Where Hammond departed from conventional game theory was in making each agent an individual, in that each had different levels of corruption or honesty and each had its own network of friends. Moreover, no agent knew how many reports of corruption would put it in jail, nor how many other agents were corrupt or honest, or what most other agents were doing.

This meant that Hammond's program mimiced the real world more accurately than conventional programs, since most such programs assume that each agent is exactly alike and has complete knowledge of its world. (Standard social science theory, including politics and economics, makes exactly the same wrong assumptions.)

When Hammond ran his program, he found that his A-society always became honest in the long run. It didn't matter what parameters Hammond put in at the start, once the basic rules weren't changed. The societies took different lengths of time to become honest but, counter-intuitively, became so even when the society started off as mostly corrupt.

Economist Jonathan Rauch, in an article about A-societies in the April issue of Atlantic Monthly, explains Hammond's results like this: "Every so often, in the course of random events, a particularly large number of corrupt agents, who happen to have particularly large number of friends who perhaps themselves have large social networks, will be arrested. That, Hammond figures, has a double-barreled effect: it leads a lot of agents to notice that many of their friends are under arrest, and it also increases the likelihood that they will encounter an honest agent in their next transaction."

This creates a feedback loop. The corrupt agents become afraid of being arrested also and so act more honestly and, by acting honestly, they increase the chances of corrupt agents being arrested. "Soon - in fact, almost instantly - so many agents are behaving honestly that corruption ceases to pay, and everyone turns honest," Rauch writes.

In game theory jargon, this sudden change of behaviour is called 'tipping'. And, whatever the limitations of a computer program in reflecting the real world, it is clear that our society is now in the process of tipping. Fascinatingly, other game theory programs suggest that it can take very little to make a society tip.

One program modeled business organisations with agents who were either workaholics or idlers. As the A-firms grew, the addition of just one idler was often enough to make an entire company collapse. Ditto for programs which modeled genocide: just a slight increase in ethnic hostility was sufficient to tip the A-society from stability into a pattern resembling Rwanda or the Balkans.

Reading Rauch's article, several things struck me. One was that much of what was said about how A-societies act echoed arguments made by Lloyd Best about "small interventions" which would, in the fullness of time, have large effects.

Another was the danger posed by the political promotion of ethnicity, as practised by the Sat Maharaj's Maha Sabha or Selwyn Cudjoe's NEAAP, as well as the danger of additional social cleavages caused by fundamentalist Christianity and Islam.

I was also struck by the effect individual action has on the whole society.
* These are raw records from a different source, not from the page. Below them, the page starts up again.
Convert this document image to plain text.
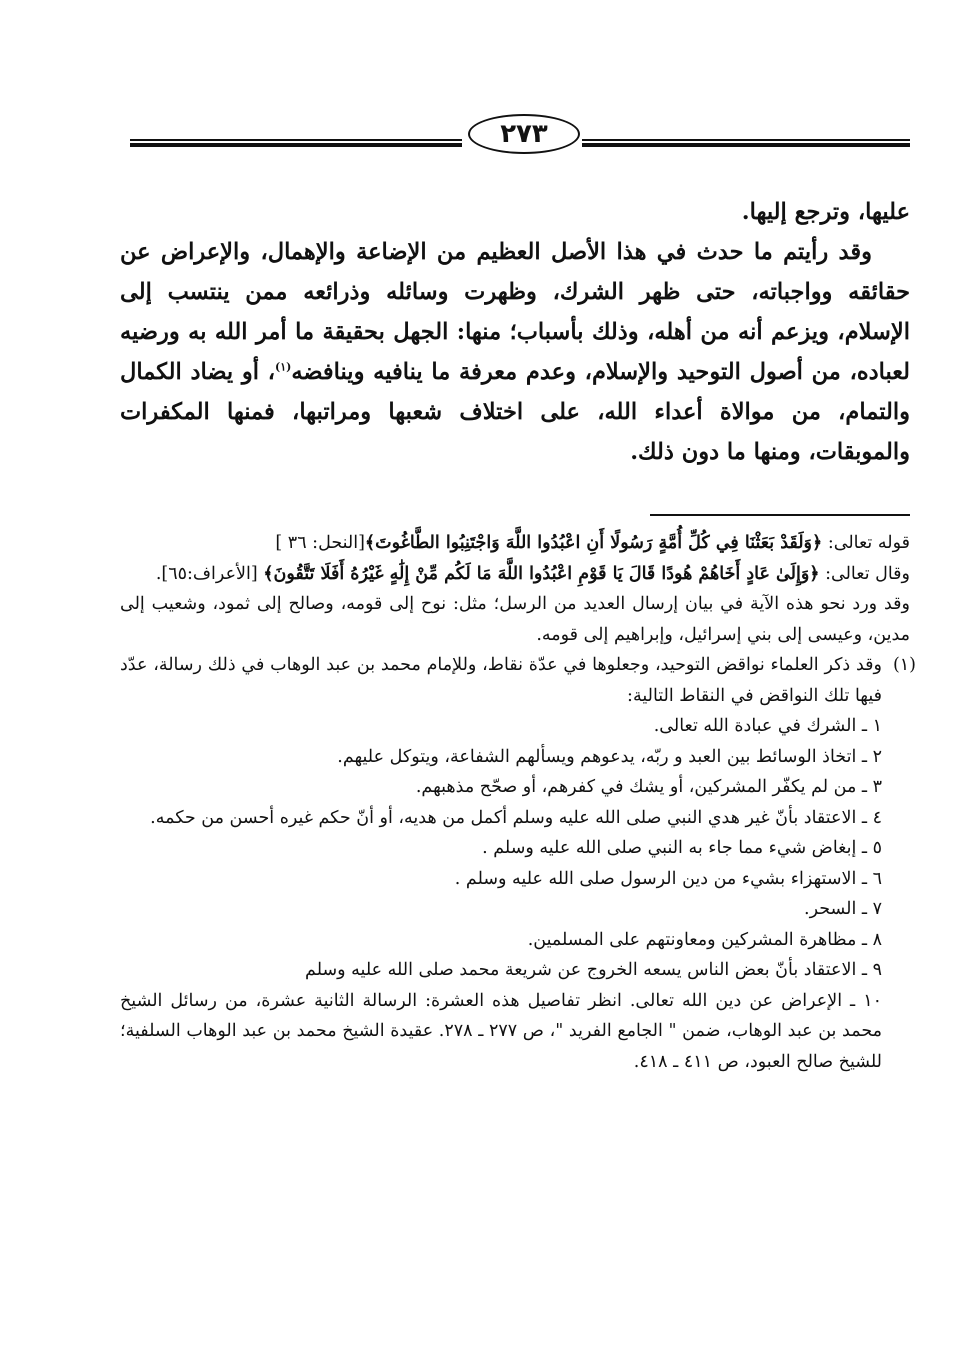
٢٧٣

عليها، وترجع إليها.

وقد رأيتم ما حدث في هذا الأصل العظيم من الإضاعة والإهمال، والإعراض عن حقائقه وواجباته، حتى ظهر الشرك، وظهرت وسائله وذرائعه ممن ينتسب إلى الإسلام، ويزعم أنه من أهله، وذلك بأسباب؛ منها: الجهل بحقيقة ما أمر الله به ورضيه لعباده، من أصول التوحيد والإسلام، وعدم معرفة ما ينافيه وينافضه$^{(١)}$، أو يضاد الكمال والتمام، من موالاة أعداء الله، على اختلاف شعبها ومراتبها، فمنها المكفرات والموبقات، ومنها ما دون ذلك.

قوله تعالى: ﴿وَلَقَدْ بَعَثْنَا فِي كُلِّ أُمَّةٍ رَسُولًا أَنِ اعْبُدُوا اللَّهَ وَاجْتَنِبُوا الطَّاغُوتَ﴾[النحل: ٣٦ ]

وقال تعالى: ﴿وَإِلَىٰ عَادٍ أَخَاهُمْ هُودًا قَالَ يَا قَوْمِ اعْبُدُوا اللَّهَ مَا لَكُم مِّنْ إِلَٰهٍ غَيْرُهُ أَفَلَا تَتَّقُونَ﴾ [الأعراف:٦٥].

وقد ورد نحو هذه الآية في بيان إرسال العديد من الرسل؛ مثل: نوح إلى قومه، وصالح إلى ثمود، وشعيب إلى مدين، وعيسى إلى بني إسرائيل، وإبراهيم إلى قومه.

(١)
وقد ذكر العلماء نواقض التوحيد، وجعلوها في عدّة نقاط، وللإمام محمد بن عبد الوهاب في ذلك رسالة، عدّد فيها تلك النواقض في النقاط التالية:

١ ـ الشرك في عبادة الله تعالى.

٢ ـ اتخاذ الوسائط بين العبد و ربّه، يدعوهم ويسألهم الشفاعة، ويتوكل عليهم.

٣ ـ من لم يكفّر المشركين، أو يشك في كفرهم، أو صحّح مذهبهم.

٤ ـ الاعتقاد بأنّ غير هدي النبي صلى الله عليه وسلم أكمل من هديه، أو أنّ حكم غيره أحسن من حكمه.

٥ ـ إبغاض شيء مما جاء به النبي صلى الله عليه وسلم .

٦ ـ الاستهزاء بشيء من دين الرسول صلى الله عليه وسلم .

٧ ـ السحر.

٨ ـ مظاهرة المشركين ومعاونتهم على المسلمين.

٩ ـ الاعتقاد بأنّ بعض الناس يسعه الخروج عن شريعة محمد صلى الله عليه وسلم

١٠ ـ الإعراض عن دين الله تعالى. انظر تفاصيل هذه العشرة: الرسالة الثانية عشرة، من رسائل الشيخ محمد بن عبد الوهاب، ضمن " الجامع الفريد "، ص ٢٧٧ ـ ٢٧٨. عقيدة الشيخ محمد بن عبد الوهاب السلفية؛ للشيخ صالح العبود، ص ٤١١ ـ ٤١٨.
Not only does an individual's honesty or corruption help determine the norms of the society, but some A-society programs also show that key individuals can have large effects on a society.

The individual I immediately thought of in this context was DPP Mark Mohammed, whose hard-working integrity has almost certainly had more than just obvious repercussions. (By the same token, however, Mohammed's elevation to judge could reverse the trend, unless his successor proves to have comparable ethics and efficiency.) SC Martin Daly also came to mind, as a prominent individual who has stepped out of his crease: in itself a sign of tipping and, simultaneously, an aid to it.

But are we tipping in the right direction? The arithmetic of our public life is not encouraging, especially when you remember that the ethical waffling of the Independent Senators represents the norm of our leading citizens. But it is not public figures alone who tip a society. Even in simple A-societies, it is impossible to make predictions about what interventions would have what consequences. This is also something Best pointed out long ago, and he has also suggested the only rational strategy in such a situation: "play for change".